I meant that his main focus is spiritual because he's talking about spiritual salvation throughout Romans 9-11.
Agreed.
You are not getting that Paul was speaking in the present tense in Romans 11:11-14. When he said he wanted to provoke some of his fellow Israelites to jealousy, do you think he was talking about Israelites that wouldn't even be alive until at least about 2,000 years later?
I'm saying that he doesn't know when God will circumcised the hearts of his people and he would like to be a part of THAT.
No, he was talking about his fellow Israelites living at that time that he personally wanted to help save.
How do you figure? Paul wouldn't drop a non-sequitur right in the middle of his argument. Why would he do that?
11:11 I say then,
they did not stumble so as to fall, did they? May it never be!
They = The nation of Israel.
In this context, Paul is using a third person plural pronoun to represent the collective noun "Israel", which is a single country made up of more than one person. You can’t have a team without individual members; even so, we discuss a team as a single entity. Likewise, Paul speaks about Israel as a single entity.
11:12 Now if
their transgression is riches for the world and their failure is riches for the Gentiles, how much more will
their fulfillment be!
Their = The nation of Israel.
The same is true of this pronoun. Paul is speaking about the single entity "Israel" not individual citizens of Israel. He tells us that Israel's transgression, her failure became riches for the
Gentiles, which is another collective noun. In this instance, "Gentiles" refers to all Gentile peoples taken as a whole. The New Covenant is available to all people and no group of people is excluded.

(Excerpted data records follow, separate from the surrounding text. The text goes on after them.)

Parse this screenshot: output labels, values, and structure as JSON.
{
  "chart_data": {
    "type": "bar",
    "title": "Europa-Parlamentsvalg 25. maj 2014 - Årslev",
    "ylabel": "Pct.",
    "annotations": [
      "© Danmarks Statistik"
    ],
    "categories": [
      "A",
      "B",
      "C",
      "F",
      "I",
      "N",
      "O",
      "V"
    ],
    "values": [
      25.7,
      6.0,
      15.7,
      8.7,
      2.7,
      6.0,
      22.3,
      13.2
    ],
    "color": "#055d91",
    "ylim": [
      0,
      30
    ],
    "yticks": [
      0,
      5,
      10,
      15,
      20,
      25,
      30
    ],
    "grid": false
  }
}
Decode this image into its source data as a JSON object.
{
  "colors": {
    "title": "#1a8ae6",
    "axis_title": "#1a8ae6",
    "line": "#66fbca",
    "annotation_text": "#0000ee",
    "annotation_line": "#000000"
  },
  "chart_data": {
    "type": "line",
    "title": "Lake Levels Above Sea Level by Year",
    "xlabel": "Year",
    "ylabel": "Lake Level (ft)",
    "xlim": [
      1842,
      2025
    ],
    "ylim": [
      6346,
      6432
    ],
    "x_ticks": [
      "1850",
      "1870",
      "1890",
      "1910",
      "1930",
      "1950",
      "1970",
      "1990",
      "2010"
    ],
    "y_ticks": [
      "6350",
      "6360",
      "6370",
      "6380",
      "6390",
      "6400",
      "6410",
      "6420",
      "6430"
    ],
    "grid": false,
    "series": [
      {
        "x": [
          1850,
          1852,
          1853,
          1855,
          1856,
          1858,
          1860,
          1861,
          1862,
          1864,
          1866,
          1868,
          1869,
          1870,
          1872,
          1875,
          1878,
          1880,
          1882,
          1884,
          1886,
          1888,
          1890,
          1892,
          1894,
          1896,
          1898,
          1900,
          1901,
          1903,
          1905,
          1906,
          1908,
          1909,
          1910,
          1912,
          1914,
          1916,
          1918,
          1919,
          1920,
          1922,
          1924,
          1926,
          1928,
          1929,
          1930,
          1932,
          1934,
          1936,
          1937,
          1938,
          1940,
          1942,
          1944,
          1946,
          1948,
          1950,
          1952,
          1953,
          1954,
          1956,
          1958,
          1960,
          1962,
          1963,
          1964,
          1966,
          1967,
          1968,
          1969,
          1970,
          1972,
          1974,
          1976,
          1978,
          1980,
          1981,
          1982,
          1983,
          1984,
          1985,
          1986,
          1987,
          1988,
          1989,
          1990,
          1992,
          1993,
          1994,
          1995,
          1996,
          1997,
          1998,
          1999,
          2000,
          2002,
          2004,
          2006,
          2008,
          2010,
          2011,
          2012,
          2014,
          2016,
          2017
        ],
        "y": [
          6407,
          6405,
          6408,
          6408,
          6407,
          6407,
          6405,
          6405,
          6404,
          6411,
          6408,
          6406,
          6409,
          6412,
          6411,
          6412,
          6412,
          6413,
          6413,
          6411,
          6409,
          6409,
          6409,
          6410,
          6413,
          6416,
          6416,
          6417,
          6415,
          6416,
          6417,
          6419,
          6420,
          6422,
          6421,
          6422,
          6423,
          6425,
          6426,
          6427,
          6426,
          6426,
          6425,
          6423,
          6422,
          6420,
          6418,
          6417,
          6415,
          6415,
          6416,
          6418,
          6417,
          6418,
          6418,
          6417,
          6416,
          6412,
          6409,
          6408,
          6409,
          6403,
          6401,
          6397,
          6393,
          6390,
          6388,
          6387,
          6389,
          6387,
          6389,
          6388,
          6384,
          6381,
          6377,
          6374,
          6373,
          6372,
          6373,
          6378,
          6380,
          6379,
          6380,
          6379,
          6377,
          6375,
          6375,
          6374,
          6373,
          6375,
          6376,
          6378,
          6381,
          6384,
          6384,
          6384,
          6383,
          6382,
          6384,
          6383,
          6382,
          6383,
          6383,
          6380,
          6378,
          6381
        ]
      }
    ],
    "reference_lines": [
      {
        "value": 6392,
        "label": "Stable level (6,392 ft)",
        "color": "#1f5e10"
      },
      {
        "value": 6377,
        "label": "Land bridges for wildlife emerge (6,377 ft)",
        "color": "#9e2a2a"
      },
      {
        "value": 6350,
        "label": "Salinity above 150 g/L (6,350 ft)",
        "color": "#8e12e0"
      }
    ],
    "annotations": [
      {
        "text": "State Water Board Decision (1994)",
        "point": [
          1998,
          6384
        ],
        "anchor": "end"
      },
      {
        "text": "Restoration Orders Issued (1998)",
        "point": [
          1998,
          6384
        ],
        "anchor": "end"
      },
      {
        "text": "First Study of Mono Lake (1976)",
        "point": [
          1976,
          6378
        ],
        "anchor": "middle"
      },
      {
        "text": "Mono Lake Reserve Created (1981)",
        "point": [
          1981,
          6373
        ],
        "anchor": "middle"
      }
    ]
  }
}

In this instance, "fulfillment" means something like "manned." Think of a Greek trireme ship, which is propelled along the water by oarsmen. And when the entire trireme has a full compliment of oarsmen on board, it is said to be "fulfilled." Later Paul will say that Israel is partially hardened, and this is like a trireme with only a fraction of her crew on board. Eventually Paul says, the nation of Israel will be "fulfilled" or fully populated with believers.
11:13 But I am speaking to you who are
Gentiles. Inasmuch then as I am an apostle of
Gentiles, I magnify my ministry,
Gentiles = all the peoples of the earth (except Israel) taken as a whole.
Paul will go anyplace and to any Gentile family as long as time allows.
11:14
if somehow I might move to jealousy my fellow countrymen and save
some of them.
Some of them = the hardened Israelites.
Again, saving Israelites per se doesn't magnify his ministry because outside the context of nationhood, individual Israelites are just like other people. All individuals, whether Jew or Gentile, can be saved if they call upon the name of the Lord. Jew or Gentile makes no difference. What Paul has in mind is the fulfillment of Israel, i.e. God's promise to soften their hearts, and open their eyes and ears. It would magnify his ministry if God would allow him to participate in Deuteronomy 30: 6-10 because THAT would indicate that God's promise didn't fail.